DOJA Cannabis Company Receives Conditional Approval of CSE Listing

KELOWNA, BC –(Marketwired – July 27, 2017) – SG Spirit Gold Inc. (“the Company“) is pleased to announce that it has received conditional approval from the Canadian Securities Exchange (the “CSE“) with respect to the proposed three-cornered amalgamation (the “Transaction“) between the Company, Northern Lights Marijuana Company Limited (“DOJA“) and a wholly-owned subsidiary of the Company. Following completion of the Transaction, it is anticipated that the Company will be renamed DOJA Cannabis Company Limited and will trade on the CSE under the four-letter symbol DOJA.

Closing of the Transaction is expected to occur on or about August 2, 2017, following which time the Company will provide an update on the expected initial trading date on the CSE. A listing statement with respect to the Transaction is expected to be filed under the Company’s SEDAR profile at www.sedar.com on or about August 2, 2017.

About DOJA

DOJA™ is a premier cannabis lifestyle brand that will feature the highest quality handcrafted strains in Canada. DOJA’s state-of-the-art ACMPR licensed production facility is located in the heart of British Columbia’s picturesque Okanagan Valley. DOJA was founded by the proven entrepreneurial team that started SAXX Underwear®.

ON BEHALF OF THE BOARD OF DIRECTORS

“Richard Grayston”

Richard Grayston
CEO

For further information contact:

Jeff Barber
[email protected]

DOJA also encourages readers to visit the website at www.doja.life to learn more about DOJA and to sign up for DOJA news updates.

Forward-Looking Information
This news release contains forward-looking statements and information that are based on the beliefs of management and reflect the Company’s current expectations.

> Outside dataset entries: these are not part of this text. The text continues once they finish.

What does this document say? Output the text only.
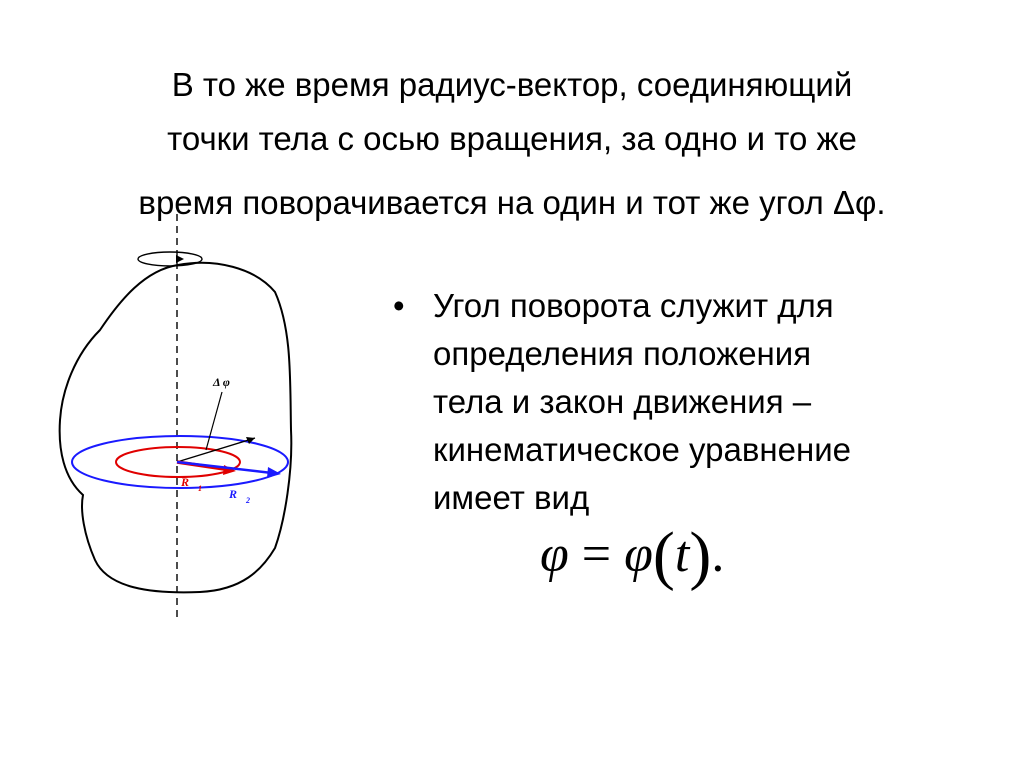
В то же время радиус-вектор, соединяющий
точки тела с осью вращения, за одно и то же
время поворачивается на один и тот же угол Δφ.
Δ φ
R 1 R 2
• Угол поворота служит для
определения положения
тела и закон движения –
кинематическое уравнение
имеет вид
φ = φ(t).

When used in this news release, the words estimate”, project”, belief”, anticipate”, intend”, expect”, plan”, predict”, may” or “should” and the negative of these words or such variations thereon or comparable terminology are intended to identify forward-looking statements and information. The forward-looking statements and information in this news release include information relating to the business plans of the Company and DOJA and the transaction. Such statements and information reflect the current views of the Company.

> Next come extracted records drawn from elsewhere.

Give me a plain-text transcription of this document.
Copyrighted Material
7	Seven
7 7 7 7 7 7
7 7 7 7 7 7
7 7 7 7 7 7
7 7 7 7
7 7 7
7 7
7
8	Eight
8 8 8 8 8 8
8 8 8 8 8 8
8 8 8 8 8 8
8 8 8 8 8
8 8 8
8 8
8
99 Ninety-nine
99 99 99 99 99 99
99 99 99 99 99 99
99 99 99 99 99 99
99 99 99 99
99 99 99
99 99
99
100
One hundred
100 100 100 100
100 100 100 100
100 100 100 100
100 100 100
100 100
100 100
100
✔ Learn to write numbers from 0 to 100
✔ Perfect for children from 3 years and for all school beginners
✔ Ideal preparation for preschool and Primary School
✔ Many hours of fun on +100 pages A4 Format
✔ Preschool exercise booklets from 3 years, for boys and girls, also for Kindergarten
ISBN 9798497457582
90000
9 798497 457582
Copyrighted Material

By their nature, forward-looking statements involve known and unknown risks, uncertainties and other factors which may cause our actual results, performance or achievements, or other future events, to be materially different from any future results, performance or achievements expressed or implied by such forward-looking statements. Such factors include, among others, the following risks:

  • there is no assurance that the Company and DOJA will obtain all requisite approvals for the Transaction; and
  • new laws or regulations could adversely affect the Company’s business and results of operations.

The Company cautions that the foregoing list of material factors is not exhaustive. When relying on the Company’s forward-looking statements and information to make decisions, investors and others should carefully consider the foregoing factors and other uncertainties and potential events. The Company has assumed that the material factors referred to in the previous paragraph will not cause such forward-looking statements and information to differ materially from actual results or events. However, the list of these factors is not exhaustive and is subject to change and there can be no assurance that such assumptions will reflect the actual outcome of such items or factors.

THE FORWARD-LOOKING INFORMATION CONTAINED IN THIS NEWS RELEASE REPRESENTS THE EXPECTATIONS OF THE COMPANY AS OF THE DATE OF THIS NEWS RELEASE AND, ACCORDINGLY, IS SUBJECT TO CHANGE AFTER SUCH DATE. READERS SHOULD NOT PLACE UNDUE IMPORTANCE ON FORWARD-LOOKING INFORMATION AND SHOULD NOT RELY UPON THIS INFORMATION AS OF ANY OTHER DATE. WHILE THE COMPANY MAY ELECT TO, IT DOES NOT UNDERTAKE TO UPDATE THIS INFORMATION AT ANY PARTICULAR TIME EXCEPT AS REQUIRED IN ACCORDANCE WITH APPLICABLE LAWS.

Readers are cautioned that closing of the Transaction remains subject to a number of conditions, including receipt of any required approvals, the TSX Venture Exchange having consented to the voluntarily delisting of the Company’s common shares, and the satisfaction of other customary closing conditions. The Transaction cannot close until the required approvals are obtained, and the Company’s common shares have been delisted from the TSX Venture Exchange. There can be no assurance that the Transaction will be completed as proposed or at all, or that the Company’s common shares will be listed and posted for trading on any stock exchange.

Neither the TSX Venture Exchange, nor the Canadian Securities Exchange, have in any way passed upon the merits of the Transaction and have neither approved nor disapproved the contents of this news release. Neither the TSX Venture Exchange nor its Regulation Services Provider (as that term is defined in the policies of the TSX Venture Exchange) accepts responsibility for the adequacy or accuracy of this news release.